Das sagen die Banken dazu
Die Credit Suisse will die Aktion selbst nicht kommentieren. Zu den Vorwürfen der Klimaaktivisten nimmt CS-Sprecher Sebastian Kistner auf Anfrage Stellung: Die CS anerkenne ihren Teil der Verantwortung, die Herausforderungen des Klimawandels anzugehen. «Zusammen mit anderen Banken sind wir daran, Methoden zur Ausrichtung von Kreditportfolios am Klimaabkommen von Paris zu entwickeln.» Man prüfe zurzeit Strategien, wie die Bank die Kunden aus den betroffenen Sektoren bei diesem Übergang unterstützen könne.

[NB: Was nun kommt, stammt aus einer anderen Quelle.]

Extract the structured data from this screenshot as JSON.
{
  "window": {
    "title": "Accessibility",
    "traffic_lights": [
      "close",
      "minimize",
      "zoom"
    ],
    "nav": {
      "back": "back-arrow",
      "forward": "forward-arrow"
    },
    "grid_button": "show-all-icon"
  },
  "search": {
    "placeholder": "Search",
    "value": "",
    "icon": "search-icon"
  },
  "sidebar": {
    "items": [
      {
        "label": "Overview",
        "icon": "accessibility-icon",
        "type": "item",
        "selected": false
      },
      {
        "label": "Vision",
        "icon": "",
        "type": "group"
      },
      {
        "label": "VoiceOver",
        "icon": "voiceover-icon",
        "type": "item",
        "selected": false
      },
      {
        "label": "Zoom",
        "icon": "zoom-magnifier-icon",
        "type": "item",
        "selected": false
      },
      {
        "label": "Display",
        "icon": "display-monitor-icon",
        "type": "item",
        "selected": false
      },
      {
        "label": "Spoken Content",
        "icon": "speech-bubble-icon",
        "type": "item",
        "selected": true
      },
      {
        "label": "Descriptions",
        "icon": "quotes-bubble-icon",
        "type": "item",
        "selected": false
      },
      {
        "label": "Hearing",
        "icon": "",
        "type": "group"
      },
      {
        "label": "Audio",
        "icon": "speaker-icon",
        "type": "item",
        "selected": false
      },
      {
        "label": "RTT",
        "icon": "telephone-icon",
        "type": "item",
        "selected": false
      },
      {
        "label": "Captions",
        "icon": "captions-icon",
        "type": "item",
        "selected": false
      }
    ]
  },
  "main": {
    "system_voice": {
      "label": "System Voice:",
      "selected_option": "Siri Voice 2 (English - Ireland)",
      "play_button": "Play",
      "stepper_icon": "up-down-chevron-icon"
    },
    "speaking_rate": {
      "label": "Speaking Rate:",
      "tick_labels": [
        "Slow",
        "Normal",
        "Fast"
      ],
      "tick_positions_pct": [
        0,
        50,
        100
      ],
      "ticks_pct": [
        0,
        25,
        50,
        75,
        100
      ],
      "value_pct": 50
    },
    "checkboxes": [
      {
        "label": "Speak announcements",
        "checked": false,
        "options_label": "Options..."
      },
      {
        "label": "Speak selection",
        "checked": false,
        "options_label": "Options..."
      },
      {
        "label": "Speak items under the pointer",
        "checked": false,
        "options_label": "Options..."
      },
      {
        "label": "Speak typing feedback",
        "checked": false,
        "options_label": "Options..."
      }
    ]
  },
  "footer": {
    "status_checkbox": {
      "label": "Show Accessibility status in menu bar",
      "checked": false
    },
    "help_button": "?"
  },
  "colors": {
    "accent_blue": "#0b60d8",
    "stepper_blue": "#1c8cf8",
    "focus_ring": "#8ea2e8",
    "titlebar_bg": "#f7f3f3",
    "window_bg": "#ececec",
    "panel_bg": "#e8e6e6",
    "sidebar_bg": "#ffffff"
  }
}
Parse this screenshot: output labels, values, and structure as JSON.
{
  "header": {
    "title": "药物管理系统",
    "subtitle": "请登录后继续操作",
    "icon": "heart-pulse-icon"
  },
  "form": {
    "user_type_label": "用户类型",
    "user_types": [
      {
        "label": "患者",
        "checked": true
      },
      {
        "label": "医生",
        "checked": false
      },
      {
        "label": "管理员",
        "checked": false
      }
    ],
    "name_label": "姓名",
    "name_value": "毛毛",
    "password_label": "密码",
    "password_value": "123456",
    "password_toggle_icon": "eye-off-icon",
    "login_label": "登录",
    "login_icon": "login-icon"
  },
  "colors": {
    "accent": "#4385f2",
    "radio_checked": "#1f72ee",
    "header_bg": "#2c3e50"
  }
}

Die UBS nimmt zu den Klimavorwürfen in einem Faktenblatt Stellung. Sie hält die oben genannte Auswertung von Greenpeace Schweiz für falsch und irreführend. «Wir haben klare Kriterien für Geschäfte, welche wir nicht finanzieren. Beispielsweise sind wir bei Palmöl-Firmen so zurückhaltend, dass wir seit Jahren keine Finanzierung mehr vorgenommen haben.» Die Bank finanziere auch keine neuen Kohlekraftwerke, steht dort weiter. Die UBS hat laut eigenen Angaben die Finanzierung von Firmen, die das Klima negativ belasten, seit 2017 um 60 Prozent reduziert.